E vale dizer também que o disco prossegue unindo climas sombrios e operísticos em Afterlife, parte para o rock de garagem perturbador em Indio, soa como um ABBA do mal em I can’t imagine (Why you feel this way), bola uma versão sombria do som do B-52s em Somethin’ ain’t right e junta o New Order de 1981 e o Kraftwerk pré-Autobahn em Idiot box. Em todo o álbum, ressoa uma sonoridade que torna esse disco recomendadíssimo para fãs de bandas como Pretenders, Roxy Music e Japan, além da fase Berlim de David Bowie.

Com músicas chamadas Afterlife e Live forever logo no começo, a estreia da nova banda de Sharon é, sim, um disco mobilizado existencialmente.
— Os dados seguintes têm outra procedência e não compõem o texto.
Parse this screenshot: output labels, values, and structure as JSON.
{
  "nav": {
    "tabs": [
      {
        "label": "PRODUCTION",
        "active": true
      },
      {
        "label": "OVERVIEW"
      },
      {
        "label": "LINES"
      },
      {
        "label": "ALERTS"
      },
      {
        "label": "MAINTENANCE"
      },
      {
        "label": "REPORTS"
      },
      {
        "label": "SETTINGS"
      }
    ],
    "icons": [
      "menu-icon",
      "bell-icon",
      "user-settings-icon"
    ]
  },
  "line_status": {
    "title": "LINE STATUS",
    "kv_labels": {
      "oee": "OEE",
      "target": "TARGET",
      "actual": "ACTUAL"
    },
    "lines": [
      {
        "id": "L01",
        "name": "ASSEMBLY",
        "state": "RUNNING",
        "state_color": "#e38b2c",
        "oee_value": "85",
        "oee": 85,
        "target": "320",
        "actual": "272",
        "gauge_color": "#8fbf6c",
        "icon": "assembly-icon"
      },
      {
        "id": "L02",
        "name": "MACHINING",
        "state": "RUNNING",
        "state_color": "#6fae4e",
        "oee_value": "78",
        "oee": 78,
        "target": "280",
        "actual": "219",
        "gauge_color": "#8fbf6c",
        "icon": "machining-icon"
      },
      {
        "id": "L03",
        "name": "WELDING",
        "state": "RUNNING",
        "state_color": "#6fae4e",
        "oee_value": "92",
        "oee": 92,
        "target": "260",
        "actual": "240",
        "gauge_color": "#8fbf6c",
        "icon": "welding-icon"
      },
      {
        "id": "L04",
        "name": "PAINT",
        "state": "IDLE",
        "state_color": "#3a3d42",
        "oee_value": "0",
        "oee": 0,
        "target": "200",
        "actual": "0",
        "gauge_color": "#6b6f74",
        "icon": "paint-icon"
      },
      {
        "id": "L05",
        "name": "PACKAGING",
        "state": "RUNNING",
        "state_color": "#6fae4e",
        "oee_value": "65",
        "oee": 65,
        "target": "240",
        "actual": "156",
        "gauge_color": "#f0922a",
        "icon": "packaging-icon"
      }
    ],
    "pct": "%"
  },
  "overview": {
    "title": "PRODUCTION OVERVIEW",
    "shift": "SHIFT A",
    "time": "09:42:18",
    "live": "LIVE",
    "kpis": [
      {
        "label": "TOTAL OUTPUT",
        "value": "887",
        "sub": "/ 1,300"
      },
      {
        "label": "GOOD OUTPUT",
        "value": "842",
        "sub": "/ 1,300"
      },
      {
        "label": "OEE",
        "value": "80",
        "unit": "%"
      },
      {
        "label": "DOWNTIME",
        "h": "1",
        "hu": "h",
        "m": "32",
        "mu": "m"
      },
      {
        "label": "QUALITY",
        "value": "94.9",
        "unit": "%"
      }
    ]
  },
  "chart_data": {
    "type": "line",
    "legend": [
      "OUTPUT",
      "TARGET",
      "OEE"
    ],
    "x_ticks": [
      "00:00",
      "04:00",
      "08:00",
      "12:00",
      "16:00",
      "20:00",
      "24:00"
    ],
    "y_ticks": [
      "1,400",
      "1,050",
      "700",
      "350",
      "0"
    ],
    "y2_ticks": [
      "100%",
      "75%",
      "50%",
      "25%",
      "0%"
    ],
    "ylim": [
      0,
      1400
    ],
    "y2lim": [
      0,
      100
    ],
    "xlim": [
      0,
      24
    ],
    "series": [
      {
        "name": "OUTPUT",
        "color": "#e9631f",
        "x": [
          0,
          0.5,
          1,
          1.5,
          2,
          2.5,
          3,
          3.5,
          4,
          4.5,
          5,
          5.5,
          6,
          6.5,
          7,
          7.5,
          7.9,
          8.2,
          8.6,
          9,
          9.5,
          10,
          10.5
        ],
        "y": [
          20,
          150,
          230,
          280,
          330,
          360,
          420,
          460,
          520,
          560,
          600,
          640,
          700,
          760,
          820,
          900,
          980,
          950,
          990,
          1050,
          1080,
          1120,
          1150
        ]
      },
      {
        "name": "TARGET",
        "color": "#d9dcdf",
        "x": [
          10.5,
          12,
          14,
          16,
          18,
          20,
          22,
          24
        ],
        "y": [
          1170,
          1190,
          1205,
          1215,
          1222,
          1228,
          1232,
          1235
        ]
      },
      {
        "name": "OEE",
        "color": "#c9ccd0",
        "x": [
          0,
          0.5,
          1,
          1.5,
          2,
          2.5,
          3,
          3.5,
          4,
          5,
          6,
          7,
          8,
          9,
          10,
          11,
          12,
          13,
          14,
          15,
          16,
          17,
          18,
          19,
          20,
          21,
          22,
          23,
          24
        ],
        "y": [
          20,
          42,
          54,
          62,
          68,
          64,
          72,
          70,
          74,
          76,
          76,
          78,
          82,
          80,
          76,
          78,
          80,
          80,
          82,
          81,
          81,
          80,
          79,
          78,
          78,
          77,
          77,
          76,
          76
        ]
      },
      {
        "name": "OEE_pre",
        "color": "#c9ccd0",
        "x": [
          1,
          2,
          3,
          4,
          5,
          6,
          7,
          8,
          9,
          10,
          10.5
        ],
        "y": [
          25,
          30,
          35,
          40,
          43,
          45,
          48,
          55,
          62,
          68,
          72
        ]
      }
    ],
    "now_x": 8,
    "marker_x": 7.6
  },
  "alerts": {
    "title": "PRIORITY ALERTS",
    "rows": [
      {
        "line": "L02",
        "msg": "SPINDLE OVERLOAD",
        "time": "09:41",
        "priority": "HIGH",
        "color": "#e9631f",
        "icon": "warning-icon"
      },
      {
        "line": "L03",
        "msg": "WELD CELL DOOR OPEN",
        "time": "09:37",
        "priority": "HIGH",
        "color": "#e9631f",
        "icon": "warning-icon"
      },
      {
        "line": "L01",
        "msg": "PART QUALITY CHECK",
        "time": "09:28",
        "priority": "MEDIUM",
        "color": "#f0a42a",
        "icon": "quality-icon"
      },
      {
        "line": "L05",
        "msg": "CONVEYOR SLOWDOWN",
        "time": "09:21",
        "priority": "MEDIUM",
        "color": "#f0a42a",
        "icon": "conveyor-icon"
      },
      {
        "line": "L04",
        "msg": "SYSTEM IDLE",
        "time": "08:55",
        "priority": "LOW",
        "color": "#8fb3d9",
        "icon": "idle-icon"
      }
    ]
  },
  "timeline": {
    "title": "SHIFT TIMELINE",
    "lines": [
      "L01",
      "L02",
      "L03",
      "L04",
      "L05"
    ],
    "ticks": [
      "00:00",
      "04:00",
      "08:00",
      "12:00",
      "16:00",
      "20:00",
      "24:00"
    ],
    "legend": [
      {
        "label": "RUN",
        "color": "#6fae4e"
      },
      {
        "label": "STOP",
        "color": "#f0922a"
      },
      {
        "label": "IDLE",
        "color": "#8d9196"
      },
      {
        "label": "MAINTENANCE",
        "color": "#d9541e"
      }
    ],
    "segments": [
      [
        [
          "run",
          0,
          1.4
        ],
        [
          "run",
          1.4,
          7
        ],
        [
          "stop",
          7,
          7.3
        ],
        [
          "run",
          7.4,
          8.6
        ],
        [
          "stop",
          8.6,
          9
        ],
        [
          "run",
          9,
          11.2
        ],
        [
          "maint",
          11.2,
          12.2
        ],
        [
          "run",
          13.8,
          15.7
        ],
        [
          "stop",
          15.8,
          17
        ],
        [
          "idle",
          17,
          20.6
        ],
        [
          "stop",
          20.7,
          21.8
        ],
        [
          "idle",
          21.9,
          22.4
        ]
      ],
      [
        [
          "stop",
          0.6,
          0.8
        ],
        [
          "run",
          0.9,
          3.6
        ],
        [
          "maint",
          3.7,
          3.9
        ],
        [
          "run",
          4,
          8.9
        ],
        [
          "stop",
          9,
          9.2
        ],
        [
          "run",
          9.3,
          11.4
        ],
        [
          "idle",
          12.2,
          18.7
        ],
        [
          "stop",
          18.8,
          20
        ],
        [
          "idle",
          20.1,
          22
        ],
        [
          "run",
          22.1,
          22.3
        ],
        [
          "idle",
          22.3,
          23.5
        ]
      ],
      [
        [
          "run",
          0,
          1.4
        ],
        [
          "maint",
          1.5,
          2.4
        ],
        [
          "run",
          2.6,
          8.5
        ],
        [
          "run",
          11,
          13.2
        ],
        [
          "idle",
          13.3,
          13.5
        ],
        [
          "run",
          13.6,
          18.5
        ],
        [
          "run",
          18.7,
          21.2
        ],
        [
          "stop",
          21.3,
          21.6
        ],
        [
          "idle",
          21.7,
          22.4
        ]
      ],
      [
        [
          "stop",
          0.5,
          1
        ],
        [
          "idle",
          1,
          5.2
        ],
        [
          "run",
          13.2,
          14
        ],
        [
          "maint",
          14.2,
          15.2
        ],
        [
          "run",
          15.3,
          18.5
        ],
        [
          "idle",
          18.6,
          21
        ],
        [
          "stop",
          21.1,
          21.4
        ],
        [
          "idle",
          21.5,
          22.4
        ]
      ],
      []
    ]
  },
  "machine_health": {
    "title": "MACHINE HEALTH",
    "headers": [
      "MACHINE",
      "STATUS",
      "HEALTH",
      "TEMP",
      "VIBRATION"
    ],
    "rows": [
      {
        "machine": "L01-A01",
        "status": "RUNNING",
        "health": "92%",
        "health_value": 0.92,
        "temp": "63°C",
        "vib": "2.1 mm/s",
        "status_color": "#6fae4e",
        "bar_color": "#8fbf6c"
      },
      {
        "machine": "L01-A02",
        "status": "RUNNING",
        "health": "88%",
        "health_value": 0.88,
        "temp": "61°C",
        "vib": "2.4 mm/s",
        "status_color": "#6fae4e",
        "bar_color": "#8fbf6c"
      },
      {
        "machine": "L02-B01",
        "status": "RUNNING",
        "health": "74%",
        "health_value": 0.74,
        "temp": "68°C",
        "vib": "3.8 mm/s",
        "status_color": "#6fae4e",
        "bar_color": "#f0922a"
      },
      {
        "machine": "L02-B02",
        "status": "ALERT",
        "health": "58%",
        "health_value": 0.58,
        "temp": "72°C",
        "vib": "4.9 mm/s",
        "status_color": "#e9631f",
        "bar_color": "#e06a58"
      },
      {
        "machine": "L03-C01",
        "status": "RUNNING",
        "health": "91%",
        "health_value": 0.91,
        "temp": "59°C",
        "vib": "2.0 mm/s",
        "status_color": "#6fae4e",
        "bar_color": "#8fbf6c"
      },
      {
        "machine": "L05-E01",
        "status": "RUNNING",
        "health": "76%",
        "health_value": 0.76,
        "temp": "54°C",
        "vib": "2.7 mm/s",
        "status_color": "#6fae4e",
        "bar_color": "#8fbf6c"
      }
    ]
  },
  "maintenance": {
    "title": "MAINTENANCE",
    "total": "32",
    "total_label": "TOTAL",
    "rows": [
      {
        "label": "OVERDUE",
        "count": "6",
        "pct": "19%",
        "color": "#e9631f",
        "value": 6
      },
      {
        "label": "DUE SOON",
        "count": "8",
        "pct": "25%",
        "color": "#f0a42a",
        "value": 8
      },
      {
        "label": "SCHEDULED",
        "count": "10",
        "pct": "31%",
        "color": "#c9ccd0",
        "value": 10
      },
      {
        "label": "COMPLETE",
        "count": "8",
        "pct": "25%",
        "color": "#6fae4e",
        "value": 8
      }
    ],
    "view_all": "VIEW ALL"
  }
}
Os temas variam da morte de um fã dela por doença crônica, até maternidade, apegos, envelhecimento (em Fading beauty, que impressiona pela intensidade da letra e do arranjo espacial e meditativo, lembrando os trabalhos solo de Nico) e os autoenganos e gaslightings da vida.

Estes dois últimos temas, por sinal, surgem numa das melhores faixas do álbum, Southern life (What must it be like). Nessa canção, não há nada do calor do rock sulista norte-americano  – pelo contrário, é uma música sombria que poderia ter sido composta em 1982 num canto escuro da Inglaterra. Com direito a versos como “toda a minha vida eu fechei meus olhos/e tropecei com uma mente rebelde/uma criança rebelde, mas que tinha amor/com uma luz brilhando, esquecida”.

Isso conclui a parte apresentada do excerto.